All Jobs Not Created Equal


This morning I pulled my gear off the truck and packed it away in my locker for the last time in a bit. It was kind of surreal. There were tons of well wishes, handshakes, and hugs. I got hugs from dudes I never envisioned I'd be hugging in a whole career. 

The shift itself was standard. We started with a gnarly motorcycle crash that dropped 30 minutes before the shift was even supposed to start. I had just started checking out my equipment and setting up my gear on the truck, but I was there so I was going. We finished the 24 hour shift with the dreaded 06:30 AM call just before shift change. This one was the furthest thing from a true emergency. There was a whole lot of uneventful run of the mill in between. 

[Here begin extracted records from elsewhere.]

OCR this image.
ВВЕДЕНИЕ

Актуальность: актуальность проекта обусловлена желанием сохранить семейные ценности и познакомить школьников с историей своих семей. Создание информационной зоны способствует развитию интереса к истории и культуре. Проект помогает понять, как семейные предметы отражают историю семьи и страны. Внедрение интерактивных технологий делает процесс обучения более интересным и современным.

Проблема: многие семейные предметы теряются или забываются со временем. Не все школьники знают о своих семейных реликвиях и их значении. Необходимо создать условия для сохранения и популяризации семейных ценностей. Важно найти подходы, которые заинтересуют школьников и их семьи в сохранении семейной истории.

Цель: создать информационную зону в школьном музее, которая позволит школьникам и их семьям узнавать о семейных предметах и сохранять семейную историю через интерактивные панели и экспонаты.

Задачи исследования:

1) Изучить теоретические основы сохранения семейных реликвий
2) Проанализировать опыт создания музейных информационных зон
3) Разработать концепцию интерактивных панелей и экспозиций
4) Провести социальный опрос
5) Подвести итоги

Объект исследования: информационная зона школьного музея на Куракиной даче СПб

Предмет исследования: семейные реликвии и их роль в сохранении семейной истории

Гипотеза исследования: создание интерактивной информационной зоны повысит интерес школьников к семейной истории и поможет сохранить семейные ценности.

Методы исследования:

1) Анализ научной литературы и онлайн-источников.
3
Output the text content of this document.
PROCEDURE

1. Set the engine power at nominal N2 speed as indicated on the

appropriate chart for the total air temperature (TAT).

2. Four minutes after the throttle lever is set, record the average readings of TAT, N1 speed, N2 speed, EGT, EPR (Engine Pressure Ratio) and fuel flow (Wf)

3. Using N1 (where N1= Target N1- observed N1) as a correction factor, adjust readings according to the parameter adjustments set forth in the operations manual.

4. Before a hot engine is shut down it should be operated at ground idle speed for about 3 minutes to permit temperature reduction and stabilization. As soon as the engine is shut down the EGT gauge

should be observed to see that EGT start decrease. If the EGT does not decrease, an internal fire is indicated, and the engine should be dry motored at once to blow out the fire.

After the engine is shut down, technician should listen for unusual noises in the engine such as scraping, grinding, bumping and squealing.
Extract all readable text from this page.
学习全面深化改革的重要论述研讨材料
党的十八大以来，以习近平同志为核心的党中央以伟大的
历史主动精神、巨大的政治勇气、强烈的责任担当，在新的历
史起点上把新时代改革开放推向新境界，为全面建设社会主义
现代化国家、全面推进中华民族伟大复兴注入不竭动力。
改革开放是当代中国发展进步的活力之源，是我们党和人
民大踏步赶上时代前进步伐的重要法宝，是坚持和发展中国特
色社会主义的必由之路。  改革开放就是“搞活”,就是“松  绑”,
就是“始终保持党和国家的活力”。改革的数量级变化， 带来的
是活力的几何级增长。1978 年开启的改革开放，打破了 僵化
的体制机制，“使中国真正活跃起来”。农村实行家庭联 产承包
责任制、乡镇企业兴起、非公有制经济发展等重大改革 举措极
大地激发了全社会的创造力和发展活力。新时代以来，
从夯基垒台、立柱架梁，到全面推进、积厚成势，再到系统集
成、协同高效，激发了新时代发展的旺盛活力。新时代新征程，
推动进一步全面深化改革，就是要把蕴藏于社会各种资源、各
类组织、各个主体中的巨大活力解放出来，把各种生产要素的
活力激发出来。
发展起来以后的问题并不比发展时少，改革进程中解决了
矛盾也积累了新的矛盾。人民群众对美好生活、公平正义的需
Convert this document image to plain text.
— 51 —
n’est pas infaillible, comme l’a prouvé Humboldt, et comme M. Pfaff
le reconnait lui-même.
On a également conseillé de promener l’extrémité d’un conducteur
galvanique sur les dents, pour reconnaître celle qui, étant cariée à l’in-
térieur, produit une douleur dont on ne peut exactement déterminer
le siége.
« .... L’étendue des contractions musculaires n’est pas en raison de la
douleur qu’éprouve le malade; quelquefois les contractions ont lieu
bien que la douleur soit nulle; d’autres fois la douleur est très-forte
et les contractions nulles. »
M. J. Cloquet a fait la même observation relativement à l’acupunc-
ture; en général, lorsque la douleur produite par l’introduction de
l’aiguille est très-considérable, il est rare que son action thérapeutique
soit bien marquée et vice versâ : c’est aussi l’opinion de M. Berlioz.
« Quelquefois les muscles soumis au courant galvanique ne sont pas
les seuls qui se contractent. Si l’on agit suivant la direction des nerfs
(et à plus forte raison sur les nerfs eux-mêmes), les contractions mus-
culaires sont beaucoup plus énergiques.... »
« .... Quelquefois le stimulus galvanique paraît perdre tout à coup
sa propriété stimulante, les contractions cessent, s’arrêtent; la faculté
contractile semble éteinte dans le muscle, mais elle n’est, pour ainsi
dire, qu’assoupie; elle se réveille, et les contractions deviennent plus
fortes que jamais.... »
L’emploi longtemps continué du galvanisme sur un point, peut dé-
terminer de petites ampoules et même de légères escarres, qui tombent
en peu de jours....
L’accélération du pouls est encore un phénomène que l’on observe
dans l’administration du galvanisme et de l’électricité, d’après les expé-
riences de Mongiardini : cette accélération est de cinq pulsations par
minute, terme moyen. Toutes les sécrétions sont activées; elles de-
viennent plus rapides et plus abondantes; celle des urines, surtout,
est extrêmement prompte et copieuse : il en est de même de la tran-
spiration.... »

We even got a few hours of sleep on a Saturday night. I think the candle we've been lighting to fend off the evil spirits that create night calls is truly legit and doing it's job well. 

Thanks Firefighter Brian White for your dedication to the crew bringing this high quality candle all the way back from a recent romantic San Diego trip with your lady friend. Brian was ensured it was blessed and authentic, coming straight from Tijuana. This thing's the real deal; 100% Spanish text! Recently we've had to resort to the local King Soopers grocery store versions and they've proved to be imitations. 

The people I work with went out of their way to make this last couple of shifts memorable. I can't thank them enough. I'm truly not worthy! It was such a great mix of true compassion and good old fashioned fire house banter and shit dishing. Stuffed Tin Man will definitely be making the trip to Cleveland. The card won't...sorry. I'll try to get those Cubs socks in to the Cleveland operating room. As you can see, the whiskey is already being put to use.





Much of this process has been centered around picking a surgical procedure that will keep me healthy but won't jeopardize my ability to return to the job I love. Many I've come in contact with, especially in the medical community, just don't get it. They think a job is a job and all that should matter is my health. You can always get another job, right? I get why this is logical, but anyone in the fire service would understand why I feel the way I do. 

I've dedicated thousands of hours and dollars training and have sacrificed so much (along with my family) to do the job I love. I absolutely feel honored to serve the public and make a positive difference in the world. But honestly, it's the intangibles like what I've experienced these last couple of shifts that matter the most. I work with the most amazing people that would risk their lives for mine, but would also do the same for a total stranger. I feel so fortunate to be part of something bigger than myself. It sounds cliche, but is not an exaggeration. This job makes me happy and I'm a better father, husband, and person because of it.